Aufgrund der schlechten Arbeitsmar­ktsituatio­n sind viele Menschen auf die Renten ihrer Eltern angewiesen. Einer repräsenta­tiven Studie des griechisch­en Dachverban­ds für Freiberufl­er, Gewerbetre­ibende und Kaufleute zufolge ist in über 50 Prozent der griechisch­en Haushalte die Rente Haupteinna­hmequelle, mit der ganze Großfamili­en ernährt werden müssen. Anfang des Jahres 2017 eingeführt­e Gesetzesän­derungen bringen aber weitere Einschnitt­e für Freiberufl­er und Rentner mit sich.
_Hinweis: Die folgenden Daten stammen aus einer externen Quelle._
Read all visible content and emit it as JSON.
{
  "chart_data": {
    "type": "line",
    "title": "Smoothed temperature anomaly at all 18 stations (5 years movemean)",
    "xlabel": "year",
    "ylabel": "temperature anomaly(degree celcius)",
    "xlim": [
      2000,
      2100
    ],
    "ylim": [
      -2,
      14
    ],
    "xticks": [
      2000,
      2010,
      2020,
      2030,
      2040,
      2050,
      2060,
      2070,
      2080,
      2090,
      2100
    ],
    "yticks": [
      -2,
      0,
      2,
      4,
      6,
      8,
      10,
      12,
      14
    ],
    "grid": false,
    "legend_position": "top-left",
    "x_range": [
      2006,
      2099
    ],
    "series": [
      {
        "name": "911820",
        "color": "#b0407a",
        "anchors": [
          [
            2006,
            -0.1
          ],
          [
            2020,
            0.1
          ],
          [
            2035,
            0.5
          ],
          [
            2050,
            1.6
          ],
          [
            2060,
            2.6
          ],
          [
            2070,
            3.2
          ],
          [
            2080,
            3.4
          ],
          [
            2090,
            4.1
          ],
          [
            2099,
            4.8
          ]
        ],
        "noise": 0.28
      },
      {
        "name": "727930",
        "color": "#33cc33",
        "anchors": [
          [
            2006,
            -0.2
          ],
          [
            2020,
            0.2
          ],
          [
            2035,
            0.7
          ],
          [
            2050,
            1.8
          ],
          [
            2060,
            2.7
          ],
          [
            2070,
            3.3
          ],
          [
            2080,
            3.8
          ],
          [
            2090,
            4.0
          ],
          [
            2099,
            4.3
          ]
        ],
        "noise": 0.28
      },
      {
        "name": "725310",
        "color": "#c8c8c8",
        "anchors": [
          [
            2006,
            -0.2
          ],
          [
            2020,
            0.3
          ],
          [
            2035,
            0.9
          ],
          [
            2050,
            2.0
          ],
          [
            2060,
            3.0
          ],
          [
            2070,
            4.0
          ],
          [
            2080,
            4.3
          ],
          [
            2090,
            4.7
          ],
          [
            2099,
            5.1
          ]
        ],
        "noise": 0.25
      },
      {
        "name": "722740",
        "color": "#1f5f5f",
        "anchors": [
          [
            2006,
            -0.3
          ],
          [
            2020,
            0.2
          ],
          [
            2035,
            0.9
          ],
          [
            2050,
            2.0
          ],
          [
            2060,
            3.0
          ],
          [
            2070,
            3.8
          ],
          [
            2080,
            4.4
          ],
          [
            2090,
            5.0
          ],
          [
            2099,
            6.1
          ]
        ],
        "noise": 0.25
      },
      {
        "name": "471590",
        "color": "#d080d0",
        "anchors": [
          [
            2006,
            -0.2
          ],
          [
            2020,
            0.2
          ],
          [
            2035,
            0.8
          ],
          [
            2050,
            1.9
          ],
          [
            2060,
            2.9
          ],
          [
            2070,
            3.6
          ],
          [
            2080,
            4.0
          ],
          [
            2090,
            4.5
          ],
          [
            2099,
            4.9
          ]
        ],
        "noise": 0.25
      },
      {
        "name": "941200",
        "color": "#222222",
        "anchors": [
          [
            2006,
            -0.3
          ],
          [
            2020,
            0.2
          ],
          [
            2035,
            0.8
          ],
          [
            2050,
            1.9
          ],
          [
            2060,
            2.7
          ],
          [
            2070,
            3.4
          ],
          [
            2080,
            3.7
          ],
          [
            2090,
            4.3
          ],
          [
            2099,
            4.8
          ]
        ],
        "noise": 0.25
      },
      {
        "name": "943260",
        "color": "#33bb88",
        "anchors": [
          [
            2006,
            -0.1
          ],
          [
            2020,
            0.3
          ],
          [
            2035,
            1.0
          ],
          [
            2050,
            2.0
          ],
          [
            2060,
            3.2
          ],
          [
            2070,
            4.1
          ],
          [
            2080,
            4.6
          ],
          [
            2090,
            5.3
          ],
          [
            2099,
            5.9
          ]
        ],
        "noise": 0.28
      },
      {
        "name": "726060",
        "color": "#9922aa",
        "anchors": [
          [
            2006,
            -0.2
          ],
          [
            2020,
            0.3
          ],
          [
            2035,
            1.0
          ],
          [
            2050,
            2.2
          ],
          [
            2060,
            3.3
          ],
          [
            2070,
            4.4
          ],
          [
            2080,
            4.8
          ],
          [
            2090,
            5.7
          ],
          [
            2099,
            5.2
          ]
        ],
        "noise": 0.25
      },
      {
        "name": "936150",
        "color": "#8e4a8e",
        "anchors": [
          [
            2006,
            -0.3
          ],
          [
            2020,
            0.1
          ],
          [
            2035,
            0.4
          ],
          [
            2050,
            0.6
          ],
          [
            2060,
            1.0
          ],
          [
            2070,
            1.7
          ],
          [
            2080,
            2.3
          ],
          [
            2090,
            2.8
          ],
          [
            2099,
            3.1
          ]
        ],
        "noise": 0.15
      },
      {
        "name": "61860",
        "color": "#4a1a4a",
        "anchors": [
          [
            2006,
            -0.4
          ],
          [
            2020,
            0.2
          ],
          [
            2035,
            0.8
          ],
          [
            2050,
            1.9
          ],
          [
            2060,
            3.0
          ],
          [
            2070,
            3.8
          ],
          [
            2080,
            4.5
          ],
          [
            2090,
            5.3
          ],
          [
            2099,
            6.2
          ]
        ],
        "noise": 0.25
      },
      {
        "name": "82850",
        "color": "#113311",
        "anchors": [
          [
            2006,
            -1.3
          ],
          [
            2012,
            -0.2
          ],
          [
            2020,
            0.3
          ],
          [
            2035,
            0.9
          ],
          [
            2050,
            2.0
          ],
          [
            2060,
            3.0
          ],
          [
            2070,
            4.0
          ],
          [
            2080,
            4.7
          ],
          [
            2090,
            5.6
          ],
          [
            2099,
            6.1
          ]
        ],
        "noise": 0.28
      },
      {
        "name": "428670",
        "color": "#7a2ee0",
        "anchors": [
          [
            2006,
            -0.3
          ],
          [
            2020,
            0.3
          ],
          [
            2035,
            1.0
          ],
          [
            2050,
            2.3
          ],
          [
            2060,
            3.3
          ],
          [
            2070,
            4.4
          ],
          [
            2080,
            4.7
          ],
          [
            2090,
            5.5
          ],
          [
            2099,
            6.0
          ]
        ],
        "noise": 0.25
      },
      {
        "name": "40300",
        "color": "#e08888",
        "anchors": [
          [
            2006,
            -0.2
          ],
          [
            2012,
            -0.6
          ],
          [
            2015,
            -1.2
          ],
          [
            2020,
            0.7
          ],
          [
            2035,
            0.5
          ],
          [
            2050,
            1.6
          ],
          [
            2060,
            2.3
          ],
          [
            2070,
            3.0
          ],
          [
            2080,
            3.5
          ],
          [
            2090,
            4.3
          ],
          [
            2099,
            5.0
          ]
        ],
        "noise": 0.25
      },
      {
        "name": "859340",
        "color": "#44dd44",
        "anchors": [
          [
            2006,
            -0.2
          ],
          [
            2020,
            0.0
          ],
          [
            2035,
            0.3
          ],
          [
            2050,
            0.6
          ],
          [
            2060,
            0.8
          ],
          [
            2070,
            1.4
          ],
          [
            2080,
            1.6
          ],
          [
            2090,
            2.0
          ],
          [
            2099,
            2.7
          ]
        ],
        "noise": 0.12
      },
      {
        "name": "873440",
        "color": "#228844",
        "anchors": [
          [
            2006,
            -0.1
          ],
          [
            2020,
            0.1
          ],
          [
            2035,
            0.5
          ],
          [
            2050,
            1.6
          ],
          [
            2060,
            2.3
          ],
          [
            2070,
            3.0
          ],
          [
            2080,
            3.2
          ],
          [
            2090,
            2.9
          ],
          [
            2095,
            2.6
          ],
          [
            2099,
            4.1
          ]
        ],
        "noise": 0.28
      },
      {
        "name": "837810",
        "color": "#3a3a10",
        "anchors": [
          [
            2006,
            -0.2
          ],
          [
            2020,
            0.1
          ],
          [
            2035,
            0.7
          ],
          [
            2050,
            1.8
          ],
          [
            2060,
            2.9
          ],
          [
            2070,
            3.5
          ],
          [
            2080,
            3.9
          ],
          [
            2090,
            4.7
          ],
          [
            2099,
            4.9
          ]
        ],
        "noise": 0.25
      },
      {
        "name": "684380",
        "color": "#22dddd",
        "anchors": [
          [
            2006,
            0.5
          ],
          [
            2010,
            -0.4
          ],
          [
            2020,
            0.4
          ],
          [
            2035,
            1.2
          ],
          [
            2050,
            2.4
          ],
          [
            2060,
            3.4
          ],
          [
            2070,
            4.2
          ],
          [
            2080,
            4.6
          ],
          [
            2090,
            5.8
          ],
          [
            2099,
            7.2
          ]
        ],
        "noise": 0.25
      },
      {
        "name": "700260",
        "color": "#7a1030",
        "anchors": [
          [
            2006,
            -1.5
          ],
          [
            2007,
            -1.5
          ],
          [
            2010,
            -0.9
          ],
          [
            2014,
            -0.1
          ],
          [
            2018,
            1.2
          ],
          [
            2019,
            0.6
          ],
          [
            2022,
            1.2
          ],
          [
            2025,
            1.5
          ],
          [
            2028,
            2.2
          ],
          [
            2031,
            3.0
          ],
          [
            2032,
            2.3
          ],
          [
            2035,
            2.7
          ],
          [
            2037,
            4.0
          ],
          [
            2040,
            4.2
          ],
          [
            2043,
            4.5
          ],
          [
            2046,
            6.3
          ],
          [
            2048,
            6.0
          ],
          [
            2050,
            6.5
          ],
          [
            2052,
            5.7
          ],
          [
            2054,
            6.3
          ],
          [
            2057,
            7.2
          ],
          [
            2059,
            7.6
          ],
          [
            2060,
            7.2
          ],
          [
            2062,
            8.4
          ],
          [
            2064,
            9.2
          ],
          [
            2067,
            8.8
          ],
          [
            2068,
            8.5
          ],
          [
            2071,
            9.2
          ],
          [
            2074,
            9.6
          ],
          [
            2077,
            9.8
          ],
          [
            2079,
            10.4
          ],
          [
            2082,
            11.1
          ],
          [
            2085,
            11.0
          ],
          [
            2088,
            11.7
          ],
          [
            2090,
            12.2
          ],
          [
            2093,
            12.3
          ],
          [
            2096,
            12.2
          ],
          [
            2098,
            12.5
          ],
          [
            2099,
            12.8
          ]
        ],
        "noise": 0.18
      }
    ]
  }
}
Tausende meldeten ihr Gewerbe ab, um die neuen Abgaben zu vermeiden. Darum ist anzunehmen, dass die von den Gläubigern verlangten Änderungen nicht mehr Geld in die Staatskass­en bringen, sondern eher eine Parallelök­onomie am Fiskus vorbei fördern werden. So verbreiten sich Prekarisie­rung und Armut weiter unter der arbeitende­n und verrentete­n Bevölkerun­g.